SSA will consider an application (or a written statement requesting benefits) filed with the foreign system to be filed with SSA as of the date of the agreement.
(a) SSA shall consider evidence submitted to the social security system of the foreign country as evidence submitted to SSA. The SSA regulations on evidence will be used to determine if the evidence submitted is sufficient or if additional evidence is needed to prove initial or continuing entitlement to benefits under the U.S. system.
(b) If an application is filed for disability insurance benefits, SSA will consider medical evidence, if any, submitted to the foreign system as if it were submitted to the U.S. system. The SSA regulations on disability will be used to make a disability determination for purposes of initial and continuing entitlement to disability benefits under the U.S. system.
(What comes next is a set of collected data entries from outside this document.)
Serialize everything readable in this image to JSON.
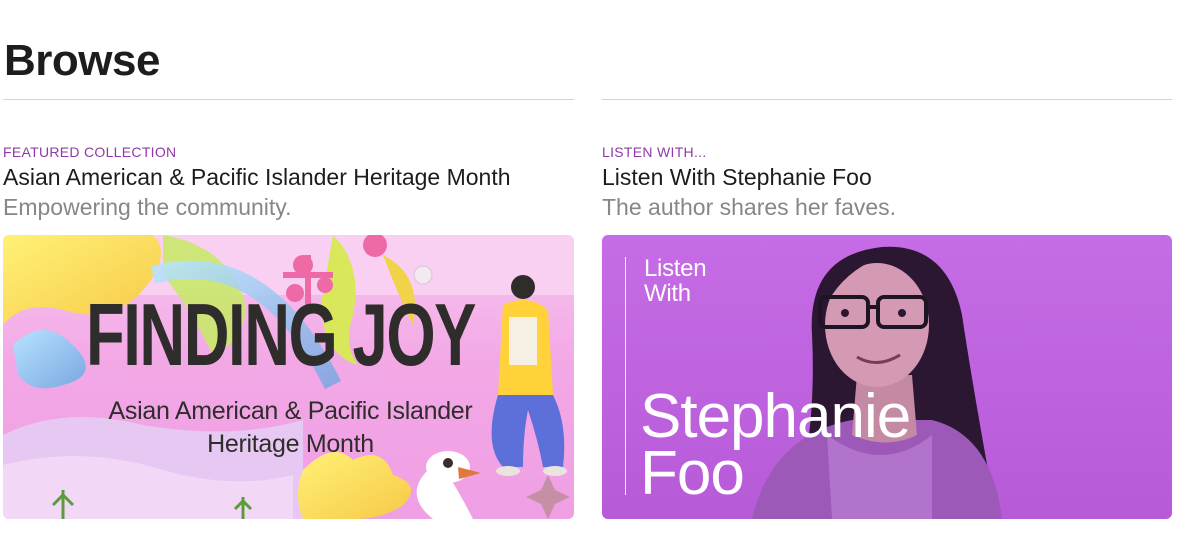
{
  "header": {
    "title": "Browse"
  },
  "cards": [
    {
      "eyebrow": "FEATURED COLLECTION",
      "title": "Asian American & Pacific Islander Heritage Month",
      "subtitle": "Empowering the community.",
      "artwork": {
        "headline": "FINDING JOY",
        "subline_1": "Asian American & Pacific Islander",
        "subline_2": "Heritage Month"
      }
    },
    {
      "eyebrow": "LISTEN WITH...",
      "title": "Listen With Stephanie Foo",
      "subtitle": "The author shares her faves.",
      "artwork": {
        "small_line_1": "Listen",
        "small_line_2": "With",
        "big_line_1": "Stephanie",
        "big_line_2": "Foo"
      }
    }
  ],
  "colors": {
    "eyebrow": "#8f3aa8",
    "subtitle": "#86868b",
    "divider": "#d2d2d7",
    "art_purple": "#b75ad8",
    "art_pink": "#f3a8e6"
  }
}
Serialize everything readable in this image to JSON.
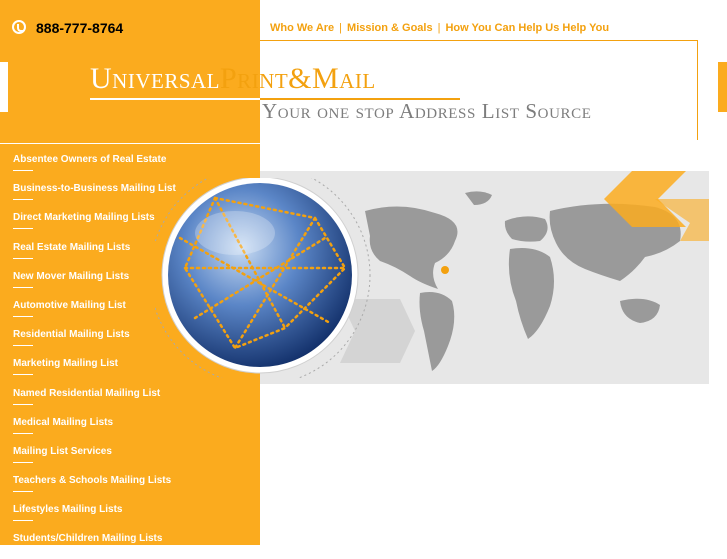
{
  "header": {
    "phone": "888-777-8764",
    "nav": [
      {
        "label": "Who We Are"
      },
      {
        "label": "Mission & Goals"
      },
      {
        "label": "How You Can Help Us Help You"
      }
    ],
    "logo_part1": "Universal",
    "logo_part2": "Print&Mail",
    "tagline": "Your one stop Address List Source"
  },
  "sidebar": {
    "items": [
      {
        "label": "Absentee Owners of Real Estate"
      },
      {
        "label": "Business-to-Business Mailing List"
      },
      {
        "label": "Direct Marketing Mailing Lists"
      },
      {
        "label": "Real Estate Mailing Lists"
      },
      {
        "label": "New Mover Mailing Lists"
      },
      {
        "label": "Automotive Mailing List"
      },
      {
        "label": "Residential Mailing Lists"
      },
      {
        "label": "Marketing Mailing List"
      },
      {
        "label": "Named Residential Mailing List"
      },
      {
        "label": "Medical Mailing Lists"
      },
      {
        "label": "Mailing List Services"
      },
      {
        "label": "Teachers & Schools Mailing Lists"
      },
      {
        "label": "Lifestyles Mailing Lists"
      },
      {
        "label": "Students/Children Mailing Lists"
      }
    ]
  },
  "colors": {
    "brand_orange": "#fbab1e",
    "accent_orange": "#f3a10f",
    "globe_blue": "#2d5fa8",
    "map_gray": "#9a9a9a"
  },
  "icons": {
    "phone": "phone-icon",
    "globe": "globe-icon",
    "map": "world-map"
  }
}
SSA will consider a request for reconsideration, hearing, or Appeals Council review of a determination made by SSA that is filed with the foreign system within the 60-day time period applicable for these requests to be timely filed with SSA. The SSA regulations on the administrative review procedure will be used to adjudicate the request.
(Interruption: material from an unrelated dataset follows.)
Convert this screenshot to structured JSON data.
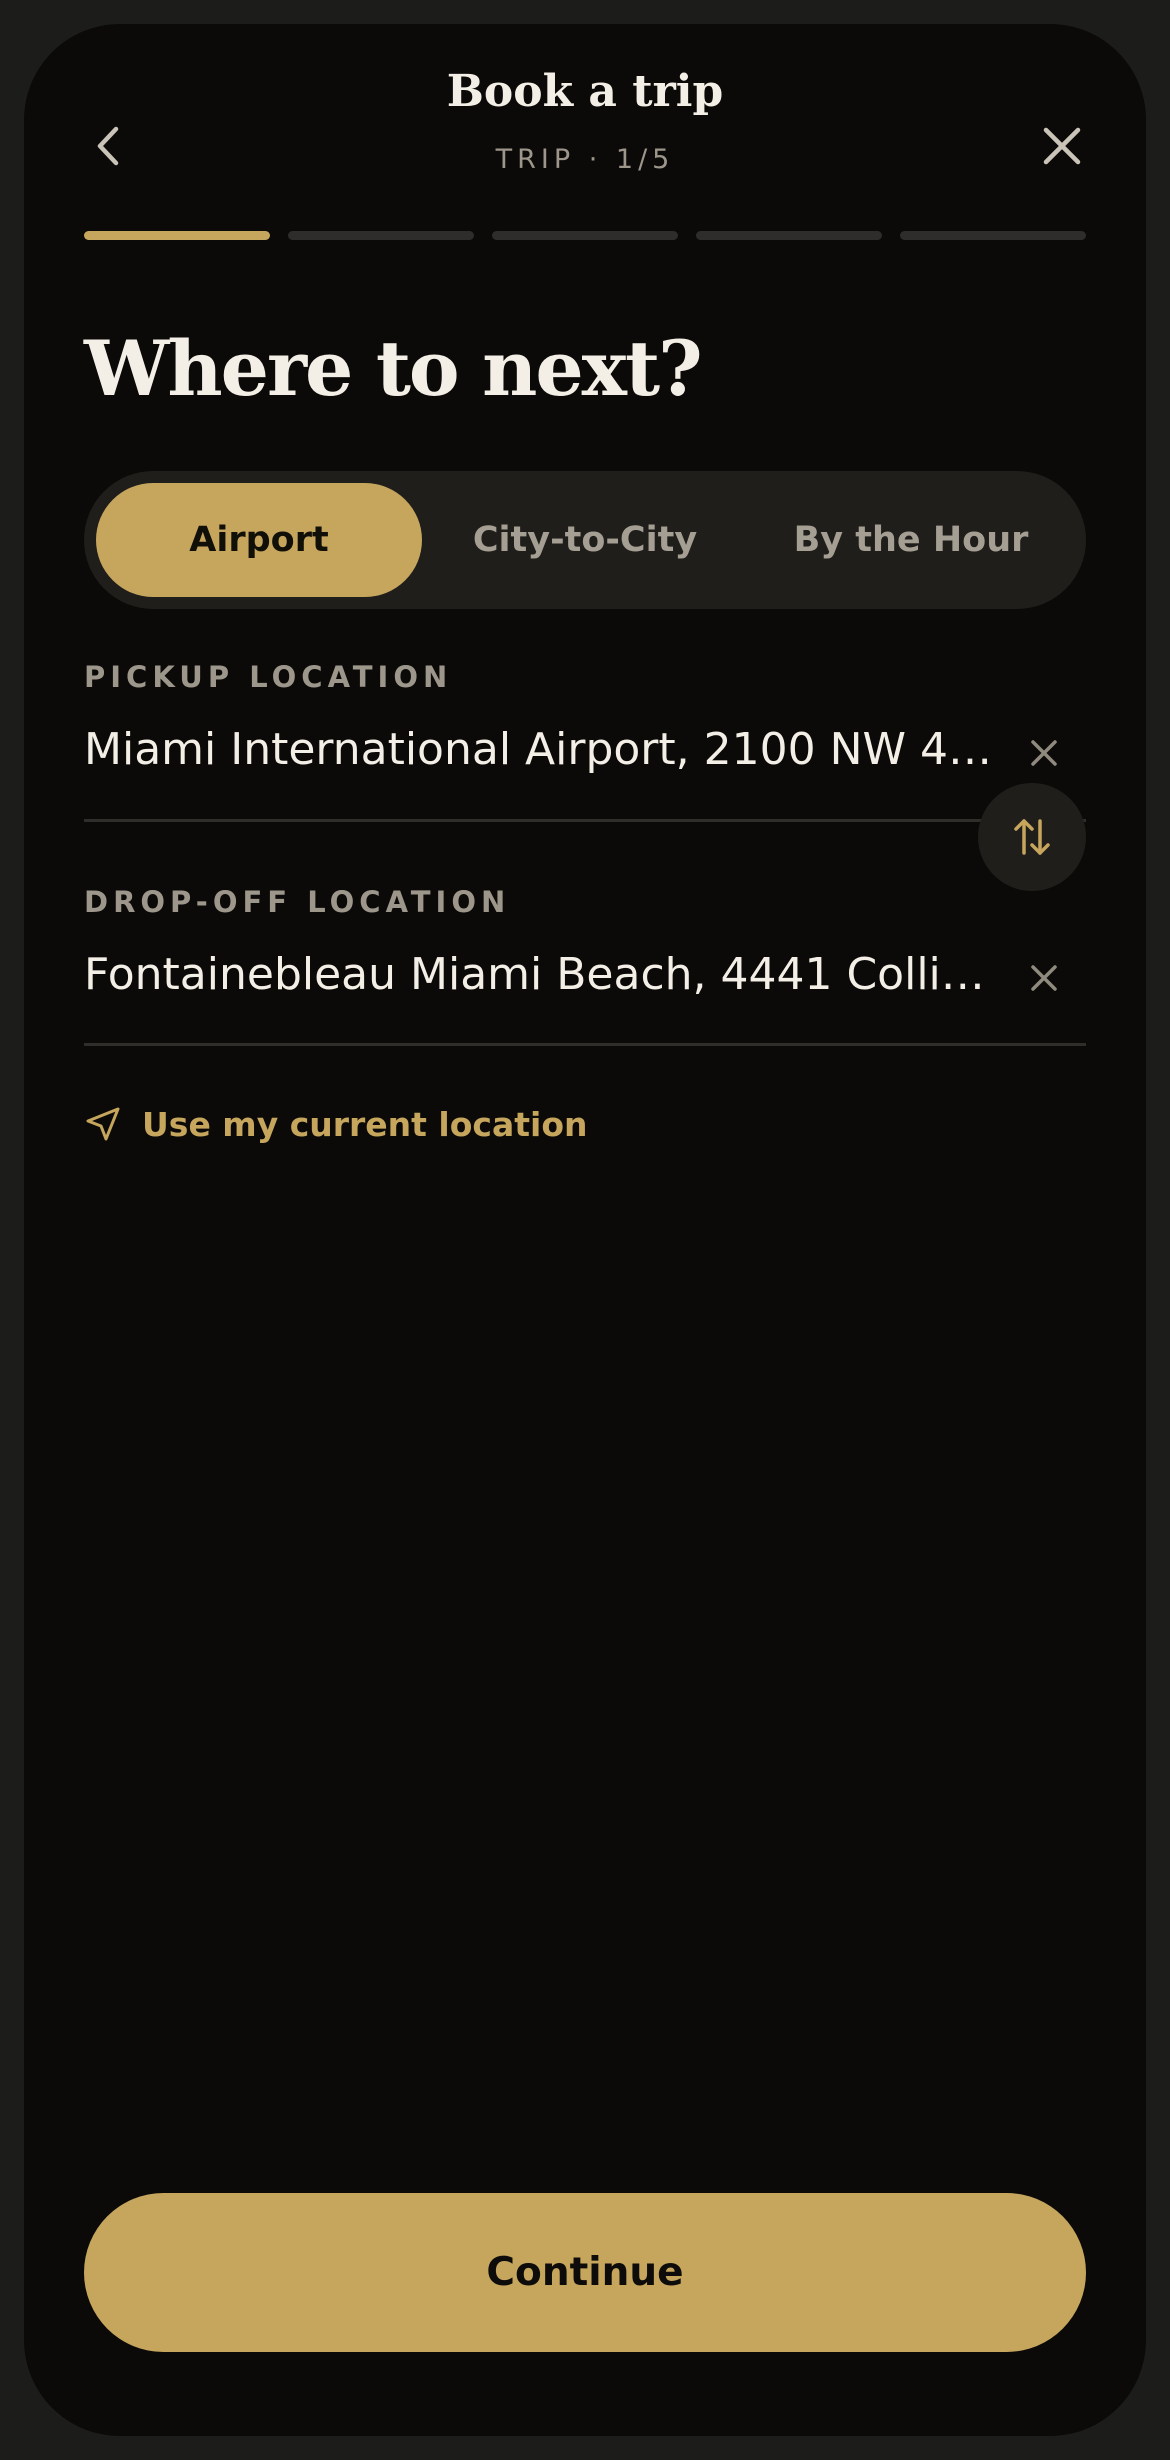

An agreement amy provide that a person entitled to benefits under the U.S. system may receive those benefits while residing in the foreign country party to an agreement, regardless of the alien nonpayment provision.
An agreement may not authorize the adjustment of title II benefits to recover an overpayment made under the social security system of a foreign country. Where an overpayment is made under the U.S. system, the U.S. adjustment provisions will apply.
The use of information furnished under an agreement generally will be governed by the national statutes on confidentiality and the disclosures of information of the country that has been furnished the information. In negotiating an agreement, consideration should be given to the compatibility of the other country's laws on confidentiality and disclosure with those of the U.S. To the extent possible, information exchanged between the U.S. and the other country should be exclusively for purposes of implementing the agreement and the laws to which the agreement pertains.
July 23, 1979
The U.S. signed international social security agreements with Italy in 1973, with the Federal Republic of Germany in 1976, and with Switzerland in 1979. The Italian agreement has been through the congressional review process and became effective on November 1, 1978. The German agreement has also been through the congressional review process and become effective on December 1, 1979. The President sent the agreement with Switzerland to Congress on February 1, 1980. The agreements entered into with Italy, the Federal Republic of Germany, and Switzerland are consistent with the rules in this Program Policy Statement. As agreements become effective, SSA will notify the public of their availability in the Federal Register.
The alien nonpayment provision, referred to in 8 of the Policy Statement, is in Regulations No. 4, section 404.460.
Claims Manual Sections 3700ff.
[*]When applied to the U.S., the term "nationals" includes both U.S. citizens and persons who, though not citizens, owe permanent allegiance to the U.S.